Мы съели с ней несколько сэндвичей в ее ориенталистской гостиной, напоминающей о Максиме Дюкане, набитой восточными коврами, диванами, медными чеканками, забрали остальное для собственного обеда и приготовились попытать счастья в другой раз на этой же неделе. Разумеется, мы стали предметом пересудов, и наша неуклюжая попытка трактовалась как прекрасный пример добрососедства. Приятно, когда твои блуждания с подносом в тщетных поисках общения становятся предметом беззлобных шуток. Маленькое общество Помандер-Уолк, разумеется, является продуктом как исключительно схожих внешних обстоятельств, располагающих к ритуалам, так и близости, сложившейся за долгий срок жизни в общине.

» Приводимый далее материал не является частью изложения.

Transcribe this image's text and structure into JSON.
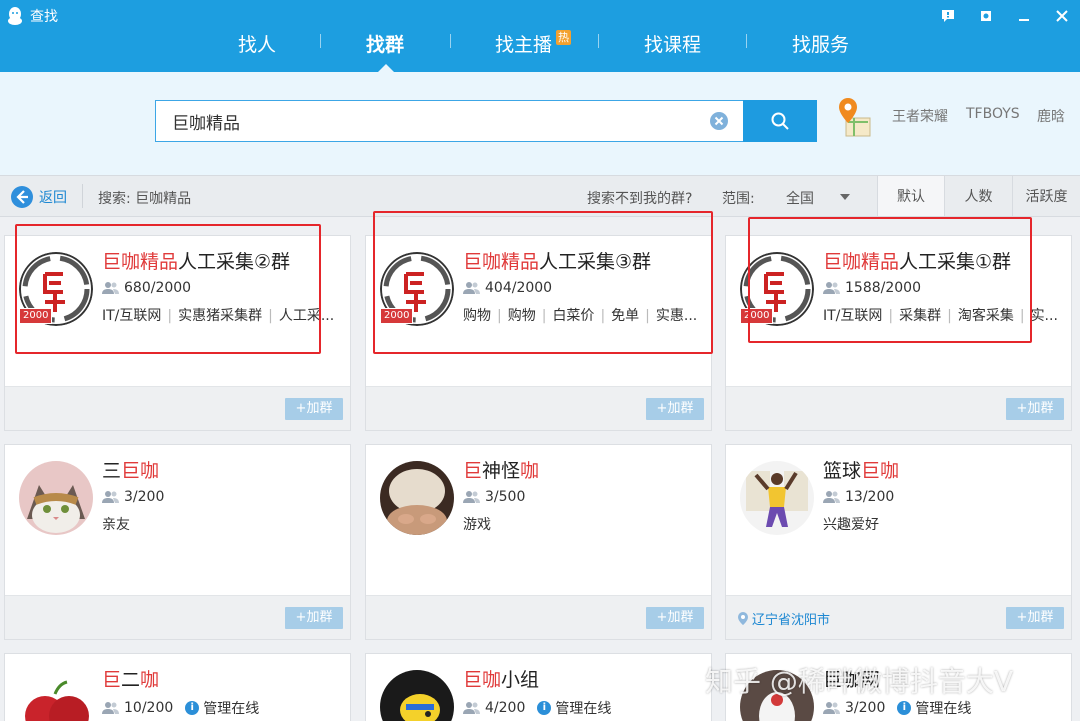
{
  "app": {
    "title": "查找"
  },
  "nav": {
    "tabs": [
      {
        "label": "找人"
      },
      {
        "label": "找群"
      },
      {
        "label": "找主播",
        "badge": "热"
      },
      {
        "label": "找课程"
      },
      {
        "label": "找服务"
      }
    ],
    "active": "找群"
  },
  "search": {
    "value": "巨咖精品",
    "placeholder": ""
  },
  "hot_keywords": [
    "王者荣耀",
    "TFBOYS",
    "鹿晗"
  ],
  "filterbar": {
    "back_label": "返回",
    "query_label": "搜索: 巨咖精品",
    "cant_find": "搜索不到我的群?",
    "range_label": "范围:",
    "range_value": "全国",
    "sort_tabs": [
      "默认",
      "人数",
      "活跃度"
    ]
  },
  "join_label": "+加群",
  "cards": [
    {
      "title_hl": "巨咖精品",
      "title_rest": "人工采集②群",
      "members": "680/2000",
      "tags": [
        "IT/互联网",
        "实惠猪采集群",
        "人工采..."
      ],
      "badge": "2000"
    },
    {
      "title_hl": "巨咖精品",
      "title_rest": "人工采集③群",
      "members": "404/2000",
      "tags": [
        "购物",
        "购物",
        "白菜价",
        "免单",
        "实惠..."
      ],
      "badge": "2000"
    },
    {
      "title_hl": "巨咖精品",
      "title_rest": "人工采集①群",
      "members": "1588/2000",
      "tags": [
        "IT/互联网",
        "采集群",
        "淘客采集",
        "实..."
      ],
      "badge": "2000"
    },
    {
      "title_pre": "三",
      "title_hl": "巨咖",
      "title_rest": "",
      "members": "3/200",
      "tags": [
        "亲友"
      ]
    },
    {
      "title_hl": "巨",
      "title_mid": "神怪",
      "title_hl2": "咖",
      "title_rest": "",
      "members": "3/500",
      "tags": [
        "游戏"
      ]
    },
    {
      "title_pre": "篮球",
      "title_hl": "巨咖",
      "title_rest": "",
      "members": "13/200",
      "tags": [
        "兴趣爱好"
      ],
      "location": "辽宁省沈阳市"
    },
    {
      "title_hl": "巨",
      "title_mid": "二",
      "title_hl2": "咖",
      "title_rest": "",
      "members": "10/200",
      "status": "管理在线"
    },
    {
      "title_hl": "巨咖",
      "title_rest": "小组",
      "members": "4/200",
      "status": "管理在线"
    },
    {
      "title_rest": "巨咖网",
      "members": "3/200",
      "status": "管理在线"
    }
  ],
  "watermark": "知乎 @稀畔微博抖音大V",
  "colors": {
    "accent": "#1d9ee0",
    "highlight": "#e03a3a",
    "annotation_box": "#e5262b"
  }
}
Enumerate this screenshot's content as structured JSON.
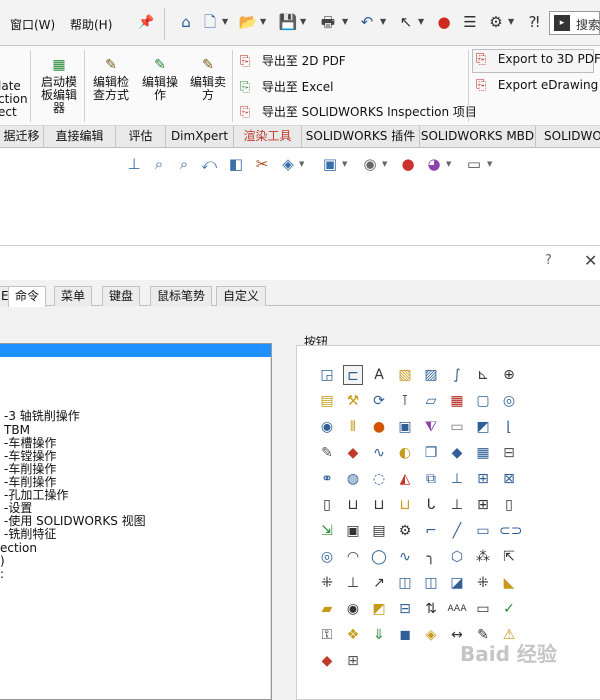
{
  "menubar": {
    "items": [
      "窗口(W)",
      "帮助(H)"
    ],
    "search_label": "搜索"
  },
  "ribbon": {
    "buttons": [
      {
        "label": "late\nction\nect"
      },
      {
        "label": "启动模\n板编辑\n器"
      },
      {
        "label": "编辑检\n查方式"
      },
      {
        "label": "编辑操\n作"
      },
      {
        "label": "编辑卖\n方"
      }
    ],
    "exports_left": [
      "导出至 2D PDF",
      "导出至 Excel",
      "导出至 SOLIDWORKS Inspection 项目"
    ],
    "exports_right": [
      "Export to 3D PDF",
      "Export eDrawing"
    ]
  },
  "tabs": [
    "据迁移",
    "直接编辑",
    "评估",
    "DimXpert",
    "渲染工具",
    "SOLIDWORKS 插件",
    "SOLIDWORKS MBD",
    "SOLIDWOR"
  ],
  "active_tab_index": 4,
  "dialog": {
    "help": "?",
    "close": "✕",
    "tabs": [
      "E",
      "命令",
      "菜单",
      "键盘",
      "鼠标笔势",
      "自定义"
    ],
    "active_tab_index": 1,
    "categories": [
      "",
      "-3 轴铣削操作",
      "TBM",
      "-车槽操作",
      "-车镗操作",
      "-车削操作",
      "-车削操作",
      "-孔加工操作",
      "-设置",
      "-使用 SOLIDWORKS 视图",
      "-铣削特征",
      "ection",
      ")",
      ":"
    ],
    "buttons_label": "按钮"
  },
  "watermark": "Baid 经验"
}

И те, и другие предпосылки – городские в высшей степени, они возможны в среде, размывающей границу между общественным и частным пространством, обеспечивая пластичный, приспособляемый набор условий взаимодействия. Проулок и крылечки – особое место, потому что это не общественный тротуар и не частный двор, а что-то между. Городские планировщики должны как можно серьезнее отнестись к мерами по созданию и защите таких мест с размытыми правами владения.
Домики в проулках, «мьюзхаузы», – редкость в Нью-Йорке. Несколько таких есть в Виллидж, включая один рядом с нами, раньше служивший конюшней. А я давно влюбился в так называемые лонгтанги, которые можно встретить в Шанхае и в других китайских городах. Это сложно устроенные ряды двух-трехэтажных домов, выстроенных вдоль пешеходных дорожек, вдали от больших улиц. Они не просто островки спокойствия; они – великолепные социальные конденсаторы. Проходя такой квартал насквозь, вы обнаружите там стайки играющих детей, стариков, увлеченных маджонгом, цветы в горшках по сторонам дорожек, птичьи клетки и вяленую рыбу, свешивающиеся с карнизов. Такой тип жилья возник в XIX веке как сочетание европейского и китайского стилей и может принимать самые разные архитектурные формы. К сожалению, сейчас они часто оказываются перенаселены, особенно те, что расположены в центре, и их сносят. Мои китайские друзья много раз хотели мне показать наиболее ценные образцы – и обнаруживали лишь дыры в земле и строительные краны. «Надо же, еще на прошлой неделе все было на месте!»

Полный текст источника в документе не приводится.